Chincha Islands War
South America at War
South America 1866.0322
Chincha Islands War
Uruguayan War, Paraguayan War, and Chincha Islands War (22 March 1866)
Historical Map of South American nations
In 1864 Spain occupied Peru's Chincha Islands following a diplomatic dispute between the two countries. Spain's increased presence in the Pacific antagonized Chile, which declared war the following year, and an alliance of four South American nations soon formed against the Spanish. Unwilling to push things further, Spain withdrew from the region in May 1866.
Patagonia was regarded as terra nullius by Britain and France until 1881 (and thus shown as a separate state in most maps of the period). Their main concern, shared with the United States, was to prevent any nation restricting navigation through the Straits of Magellan.
Battle of Yatay
A 10,700-strong Allied army under Uruguayan General Venancio Flores attacked a 3,200-man Paraguayan force under Colonel Pedro Duarte at the confluence of the Yatay River and Despedida Creek in northern Argentina. The recent flooding of the Yatay and Uruguay Rivers helped protect the defenders but also made retreat impossible, leading to a bloody battle in which half the Paraguayans were killed and half captured. Yatay was a decisive victory for the Allies, prompting Paraguay to abandon Corrientes (Argentina) and Uruguayana (Brazil).
Chincha Islands War begins
In the wake of the Spanish occupation of the Chincha Islands and the continued Spanish threat to Peru, President José Joaquín Pérez of Chile announced in 1865 that his country considered Spain a belligerent nation and would no longer grant it coaling rights. In response, the Spanish Vice Admiral José Manuel Pareja sailed into Valparaiso on 17 September 1865 - one day before Chilean National Day - and demanded that the Spanish flag be given a twenty-one gun salute. Chile refused, declaring war on Spain a week later.
Battle of Papudo
The Chilean corvette Esmeralda, under the command of Juan Williams Rebolledo, ambushed the Spanish schooner Virgen de Covadonga off the coast of the town of Papudo, Chile. After a short exchange of fire, in which the Spanish suffered 4 dead and 22 wounded to no Chilean losses, the Covadonga and its crew surrendered to the Chileans.
South American Alliance
In a rejection of what was seen as his continued appeasement of Spain in the wake of the Spanish occupation of the Chincha Islands, President Juan Antonio Pezet of Peru was overthrown in November 1865. The new Peruvian government immediately announced its solidarity with Chile against Spain, signing the Treaty of Defensive and Offensive Alliance between Peru and Chile on 5 December. Two days after ratifying the treaty on 12 January, Peru declared war on Spain.

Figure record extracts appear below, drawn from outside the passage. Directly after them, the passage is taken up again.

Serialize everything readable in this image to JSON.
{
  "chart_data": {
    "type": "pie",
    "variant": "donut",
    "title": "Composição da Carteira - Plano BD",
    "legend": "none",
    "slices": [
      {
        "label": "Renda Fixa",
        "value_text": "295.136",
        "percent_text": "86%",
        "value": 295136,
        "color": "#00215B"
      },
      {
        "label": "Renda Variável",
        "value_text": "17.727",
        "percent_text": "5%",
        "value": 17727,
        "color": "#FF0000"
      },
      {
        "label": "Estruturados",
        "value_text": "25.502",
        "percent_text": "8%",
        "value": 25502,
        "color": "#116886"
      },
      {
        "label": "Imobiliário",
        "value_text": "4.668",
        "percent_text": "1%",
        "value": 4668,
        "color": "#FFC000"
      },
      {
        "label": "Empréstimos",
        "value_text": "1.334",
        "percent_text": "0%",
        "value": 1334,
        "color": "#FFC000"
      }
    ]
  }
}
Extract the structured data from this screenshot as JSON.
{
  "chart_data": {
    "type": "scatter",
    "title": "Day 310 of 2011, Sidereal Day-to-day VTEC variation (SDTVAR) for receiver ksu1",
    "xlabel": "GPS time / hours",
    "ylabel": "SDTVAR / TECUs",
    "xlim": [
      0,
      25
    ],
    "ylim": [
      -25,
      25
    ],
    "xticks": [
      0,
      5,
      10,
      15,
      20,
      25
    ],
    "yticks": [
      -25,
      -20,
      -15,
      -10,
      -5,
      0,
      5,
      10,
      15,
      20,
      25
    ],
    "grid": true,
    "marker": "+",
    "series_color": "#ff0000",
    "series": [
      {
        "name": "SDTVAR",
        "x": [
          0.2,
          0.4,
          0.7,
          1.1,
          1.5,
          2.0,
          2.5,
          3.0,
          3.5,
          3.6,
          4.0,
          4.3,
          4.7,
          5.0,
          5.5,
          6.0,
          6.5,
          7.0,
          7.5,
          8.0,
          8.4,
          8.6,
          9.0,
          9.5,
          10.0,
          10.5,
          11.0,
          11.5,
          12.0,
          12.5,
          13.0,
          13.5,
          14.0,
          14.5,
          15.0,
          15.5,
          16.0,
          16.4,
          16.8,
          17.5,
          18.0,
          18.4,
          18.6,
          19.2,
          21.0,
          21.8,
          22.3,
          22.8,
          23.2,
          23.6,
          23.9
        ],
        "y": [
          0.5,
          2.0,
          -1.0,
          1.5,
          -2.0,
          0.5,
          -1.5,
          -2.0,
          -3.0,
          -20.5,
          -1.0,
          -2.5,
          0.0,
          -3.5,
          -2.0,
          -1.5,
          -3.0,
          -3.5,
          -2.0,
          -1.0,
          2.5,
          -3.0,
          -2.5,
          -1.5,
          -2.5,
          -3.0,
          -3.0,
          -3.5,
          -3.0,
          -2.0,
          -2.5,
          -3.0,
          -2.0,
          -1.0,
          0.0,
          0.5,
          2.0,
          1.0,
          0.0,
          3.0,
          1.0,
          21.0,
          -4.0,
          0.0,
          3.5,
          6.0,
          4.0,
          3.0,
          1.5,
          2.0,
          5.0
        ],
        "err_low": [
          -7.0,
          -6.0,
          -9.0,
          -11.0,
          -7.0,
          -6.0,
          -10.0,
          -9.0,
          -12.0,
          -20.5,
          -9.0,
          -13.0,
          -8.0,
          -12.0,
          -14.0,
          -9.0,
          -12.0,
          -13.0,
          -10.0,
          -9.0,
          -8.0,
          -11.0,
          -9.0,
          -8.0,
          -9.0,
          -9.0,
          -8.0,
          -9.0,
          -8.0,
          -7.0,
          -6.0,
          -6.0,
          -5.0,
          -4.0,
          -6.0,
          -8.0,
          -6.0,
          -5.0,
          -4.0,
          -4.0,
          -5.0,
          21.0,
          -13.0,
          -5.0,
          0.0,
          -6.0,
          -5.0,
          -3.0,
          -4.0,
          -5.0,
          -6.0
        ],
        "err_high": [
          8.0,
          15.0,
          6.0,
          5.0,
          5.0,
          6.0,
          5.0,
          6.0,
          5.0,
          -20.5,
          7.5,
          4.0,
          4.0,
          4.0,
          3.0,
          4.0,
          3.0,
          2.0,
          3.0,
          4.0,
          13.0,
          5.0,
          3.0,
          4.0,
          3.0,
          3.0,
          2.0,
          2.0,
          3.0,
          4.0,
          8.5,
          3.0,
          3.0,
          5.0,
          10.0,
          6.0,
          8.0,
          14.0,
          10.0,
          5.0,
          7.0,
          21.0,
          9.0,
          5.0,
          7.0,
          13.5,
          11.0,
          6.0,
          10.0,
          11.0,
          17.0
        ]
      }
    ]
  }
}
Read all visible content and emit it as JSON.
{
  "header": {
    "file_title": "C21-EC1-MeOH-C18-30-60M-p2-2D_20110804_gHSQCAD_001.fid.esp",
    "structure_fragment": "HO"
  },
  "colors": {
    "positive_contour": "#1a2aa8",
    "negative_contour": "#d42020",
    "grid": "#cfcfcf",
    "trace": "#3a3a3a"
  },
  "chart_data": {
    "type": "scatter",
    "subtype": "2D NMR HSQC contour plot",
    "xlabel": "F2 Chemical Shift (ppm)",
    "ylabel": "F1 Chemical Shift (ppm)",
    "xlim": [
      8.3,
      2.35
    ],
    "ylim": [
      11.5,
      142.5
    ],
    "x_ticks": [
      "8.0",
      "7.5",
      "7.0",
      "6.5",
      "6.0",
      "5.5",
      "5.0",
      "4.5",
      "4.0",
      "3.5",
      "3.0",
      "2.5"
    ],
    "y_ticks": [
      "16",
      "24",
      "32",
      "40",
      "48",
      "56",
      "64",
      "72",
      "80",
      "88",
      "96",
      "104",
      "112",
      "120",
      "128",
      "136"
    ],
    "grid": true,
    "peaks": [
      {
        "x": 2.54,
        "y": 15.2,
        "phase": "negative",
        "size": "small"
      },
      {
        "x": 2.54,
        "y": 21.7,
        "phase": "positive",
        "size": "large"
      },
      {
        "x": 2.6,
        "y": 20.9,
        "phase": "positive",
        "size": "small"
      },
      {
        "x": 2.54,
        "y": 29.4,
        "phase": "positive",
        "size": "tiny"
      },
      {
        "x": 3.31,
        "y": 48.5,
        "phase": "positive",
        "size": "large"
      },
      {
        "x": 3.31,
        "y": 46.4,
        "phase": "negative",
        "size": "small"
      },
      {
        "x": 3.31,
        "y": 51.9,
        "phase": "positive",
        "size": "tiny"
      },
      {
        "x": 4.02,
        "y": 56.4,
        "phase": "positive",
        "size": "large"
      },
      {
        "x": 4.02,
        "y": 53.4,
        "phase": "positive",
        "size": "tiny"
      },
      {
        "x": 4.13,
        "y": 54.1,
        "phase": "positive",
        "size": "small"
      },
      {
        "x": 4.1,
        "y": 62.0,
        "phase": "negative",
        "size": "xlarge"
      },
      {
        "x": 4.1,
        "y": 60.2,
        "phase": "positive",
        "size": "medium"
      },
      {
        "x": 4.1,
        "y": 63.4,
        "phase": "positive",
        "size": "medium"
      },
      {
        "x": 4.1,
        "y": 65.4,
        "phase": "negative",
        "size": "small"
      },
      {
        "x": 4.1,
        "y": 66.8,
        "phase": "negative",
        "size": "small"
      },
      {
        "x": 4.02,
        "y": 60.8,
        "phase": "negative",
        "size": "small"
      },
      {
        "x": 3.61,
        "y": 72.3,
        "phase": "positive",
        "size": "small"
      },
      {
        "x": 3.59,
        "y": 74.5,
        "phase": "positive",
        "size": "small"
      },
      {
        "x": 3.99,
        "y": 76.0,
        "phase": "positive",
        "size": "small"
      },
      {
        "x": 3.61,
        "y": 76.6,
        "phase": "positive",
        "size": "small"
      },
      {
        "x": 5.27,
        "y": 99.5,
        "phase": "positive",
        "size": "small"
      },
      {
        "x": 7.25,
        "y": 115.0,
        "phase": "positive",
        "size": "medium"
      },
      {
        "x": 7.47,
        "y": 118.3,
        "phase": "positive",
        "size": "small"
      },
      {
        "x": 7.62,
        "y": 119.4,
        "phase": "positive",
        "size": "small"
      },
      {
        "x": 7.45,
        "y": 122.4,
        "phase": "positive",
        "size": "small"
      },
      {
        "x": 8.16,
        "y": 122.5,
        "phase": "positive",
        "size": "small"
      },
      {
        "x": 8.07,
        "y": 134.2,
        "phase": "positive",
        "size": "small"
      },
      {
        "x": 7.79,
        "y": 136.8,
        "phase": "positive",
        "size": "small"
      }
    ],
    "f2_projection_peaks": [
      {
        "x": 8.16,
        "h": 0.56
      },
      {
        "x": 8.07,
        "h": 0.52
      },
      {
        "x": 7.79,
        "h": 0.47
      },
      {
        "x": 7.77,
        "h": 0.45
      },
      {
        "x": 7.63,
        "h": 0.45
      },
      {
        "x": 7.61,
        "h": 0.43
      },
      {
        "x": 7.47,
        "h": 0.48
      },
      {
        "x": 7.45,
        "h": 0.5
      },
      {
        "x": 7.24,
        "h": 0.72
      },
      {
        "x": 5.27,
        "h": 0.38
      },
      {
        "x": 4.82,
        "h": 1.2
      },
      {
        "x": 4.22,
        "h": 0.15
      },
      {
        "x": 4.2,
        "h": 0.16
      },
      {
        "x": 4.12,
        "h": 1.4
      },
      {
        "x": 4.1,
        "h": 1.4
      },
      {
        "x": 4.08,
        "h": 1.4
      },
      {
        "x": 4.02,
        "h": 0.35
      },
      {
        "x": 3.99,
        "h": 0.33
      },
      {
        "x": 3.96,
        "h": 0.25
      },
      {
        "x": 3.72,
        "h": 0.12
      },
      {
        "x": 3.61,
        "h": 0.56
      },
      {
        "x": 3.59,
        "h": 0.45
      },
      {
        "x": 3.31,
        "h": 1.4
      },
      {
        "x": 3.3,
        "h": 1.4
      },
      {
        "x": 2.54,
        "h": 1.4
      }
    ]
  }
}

Ecuador joins Chincha Islands War
Ecuador joined the South American Alliance with Chile and Peru by declaring war on Spain, entering the Chincha Islands War. Although Ecuador itself would not be involved in any combat, it fortified Guayaquil in anticipation of a Spanish attack and deprived Spain of more ports along the west coast of South America. A formal peace treaty between Ecuador and Spain would not be signed until 28 January 1885.
Battle of Abtao
A Spanish squadron of two frigates encountered a combined Peruvian-Chilean fleet of a frigate, two corvettes, and a schooner in the shallow channels off the island of Abtao near Chiloé Archipelago in southern Chile. After two hours of exchanging fire, the Spanish, unwilling to risk crossing the shoals to more closely engage their enemy, abandoned the battle and returned to base.
Bolivia joins Chincha Islands War
Bolivia joined the South American Alliance, declaring war on Spain and entering the Chincha Islands War. Although the Bolivians would not directly participate in the war itself, their action denied Spain access to the last South American ports in the Pacific south of Colombia and helped bring about the Spanish withdrawal from the Chincha Islands. Spain would formally signed a peace treaty with Bolivia only on 21 August 1879.